The Shanghai Composite has climbed 20% since an April selloff and is up more than 11% year-to-date (YTD), recently closing at its highest level in a decade.
Investors appear to be betting that President Donald Trump’s trade threats will not fully materialize, but market research firm Yardeni Research cautions that such optimism may be misplaced.
“The dubious assumption investors seem to be making plus the nation’s underlying economic troubles could mean that China’s stock market bulls are operating on borrowed time,” said Ed Yardeni, President of Yardeni Research.
The report warned that if Chinese leader Xi Jinping fails to strike a “grand bargain” trade deal, tariffs could rise well above the current 30%, posing another blow to growth.
The economic backdrop is already weak. July retail sales rose just 3.7% from a year earlier, the slowest pace since December, while industrial output grew 5.7%, an eight-month low. Fixed-asset investment dropped sharply, with property investment down 12% in the first seven months of the year.

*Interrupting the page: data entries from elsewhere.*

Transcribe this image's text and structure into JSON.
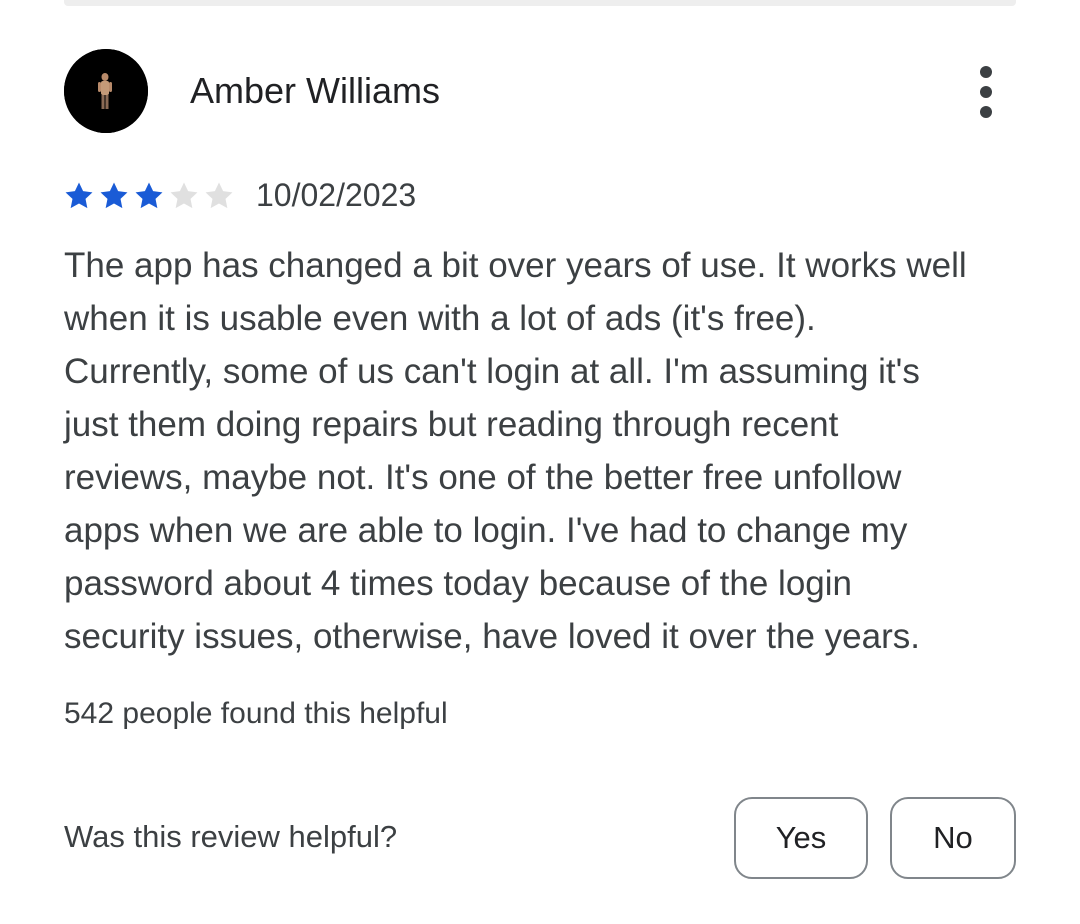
{
  "review": {
    "reviewer_name": "Amber Williams",
    "rating": 3,
    "max_rating": 5,
    "date": "10/02/2023",
    "text_lines": [
      "The app has changed a bit over years of use. It works well",
      "when it is usable even with a lot of ads (it's free).",
      "Currently, some of us can't login at all. I'm assuming it's",
      "just them doing repairs but reading through recent",
      "reviews, maybe not. It's one of the better free unfollow",
      "apps when we are able to login. I've had to change my",
      "password about 4 times today because of the login",
      "security issues, otherwise, have loved it over the years."
    ],
    "helpful_count_text": "542 people found this helpful",
    "helpful_question": "Was this review helpful?",
    "yes_label": "Yes",
    "no_label": "No"
  },
  "icons": {
    "avatar": "avatar-photo",
    "more": "more-vert-icon",
    "star_filled": "star-filled-icon",
    "star_empty": "star-empty-icon"
  },
  "colors": {
    "star_filled": "#1a5bd6",
    "star_empty": "#e0e0e0",
    "text_primary": "#202124",
    "text_secondary": "#3c4043",
    "button_border": "#80868b",
    "divider": "#eeeeee"
  }
}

At the same time, China’s 100 biggest developers saw home sales plunge more than 20% in both June and July, underscoring a prolonged property slump. Deflation has re-emerged, and home prices have been falling year-on-year since spring 2022.
Adding to investor unease, China Evergrande (HK:3333) will be delisted from Hong Kong this month, reviving memories of its 2021 default. The firm’s collapse has heightened fears of “Japanization” — a drawn-out period of stagnation similar to Japan’s lost decades.
“The ongoing challenges in the real estate sector, though anticipated, are still concerning due to the sector’s critical role in driving consumption through wealth effects, particularly as 60% of domestic household wealth is tied to real estate,” Carlos Casanova of Union Bancaire Privée said.
Yardeni also stressed that many of China’s current troubles bear Xi Jinping’s imprint. His earlier crackdown on technology firms and property leverage has fed investor concerns about whether China has become “uninvestable.”
The leadership’s reliance on stimulus rather than structural reform was compared to Warren Buffett’s maxim that “only when the tide goes out do you discover who’s been swimming naked.”
The 2015 crash still looms large in memory, when Shanghai shares lost roughly a third of their value in just three weeks after Xi’s promised reforms failed to materialize.
Despite government pledges of support, the risks remain. Investors have been emboldened by expectations of further easing, but as Yardeni concluded, this may be “a buyer-beware moment,” given the worsening economic fundamentals that could undermine earnings and valuations.